Fast Cylinder and Plane Extraction from Depth Cameras for Visual Odometry
This addresses visual odometry challenges in environments with cylindrical surfaces, such as tunnels, by providing a faster and more consistent method, though it is incremental as it extends existing probabilistic frameworks.
The paper tackles the problem of extracting planes and cylinders from depth images for visual odometry, presenting CAPE, which processes 640x480 depth images at 300 Hz on a single CPU core and improves trajectory estimation on cylindrical scenes by 4-10 times faster than state-of-the-art methods.
This paper presents CAPE, a method to extract planes and cylinder segments from organized point clouds, which processes 640x480 depth images on a single CPU core at an average of 300 Hz, by operating on a grid of planar cells.

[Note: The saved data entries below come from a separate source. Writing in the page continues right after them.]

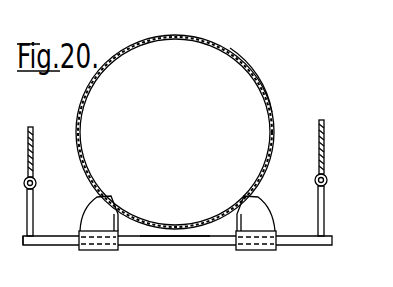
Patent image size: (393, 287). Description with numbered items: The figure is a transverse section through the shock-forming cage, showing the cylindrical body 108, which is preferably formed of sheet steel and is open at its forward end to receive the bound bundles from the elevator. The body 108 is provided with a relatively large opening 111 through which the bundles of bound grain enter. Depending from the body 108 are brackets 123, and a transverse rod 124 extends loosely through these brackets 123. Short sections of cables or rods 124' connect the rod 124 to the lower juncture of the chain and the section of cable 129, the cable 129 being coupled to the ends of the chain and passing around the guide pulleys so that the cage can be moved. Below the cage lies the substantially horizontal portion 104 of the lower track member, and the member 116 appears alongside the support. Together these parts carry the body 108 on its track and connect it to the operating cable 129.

The cage 108 is at (201, 41).
The opening 111 is at (263, 83).
The substantially horizontal portion 104 is at (166, 260).
The frame member 116 is at (16, 224).
The bracket 123 is at (108, 250).
The rod 124 is at (175, 257).
The cable or rod section 124' is at (197, 211).
The cable 129 is at (33, 151).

While, compared to state-of-the-art plane extraction, the latency of CAPE is more consistent and 4-10 times faster, depending on the scene, we also demonstrate empirically that applying CAPE to visual odometry can improve trajectory estimation on scenes made of cylindrical surfaces (e.g. tunnels), whereas using a plane extraction approach that is not curve-aware deteriorates performance on these scenes. To use these geometric primitives in visual odometry, we propose extending a probabilistic RGB-D odometry framework based on points, lines and planes to cylinder primitives. Following this framework, CAPE runs on fused depth maps and the parameters of cylinders are modelled probabilistically to account for uncertainty and weight accordingly the pose optimization residuals.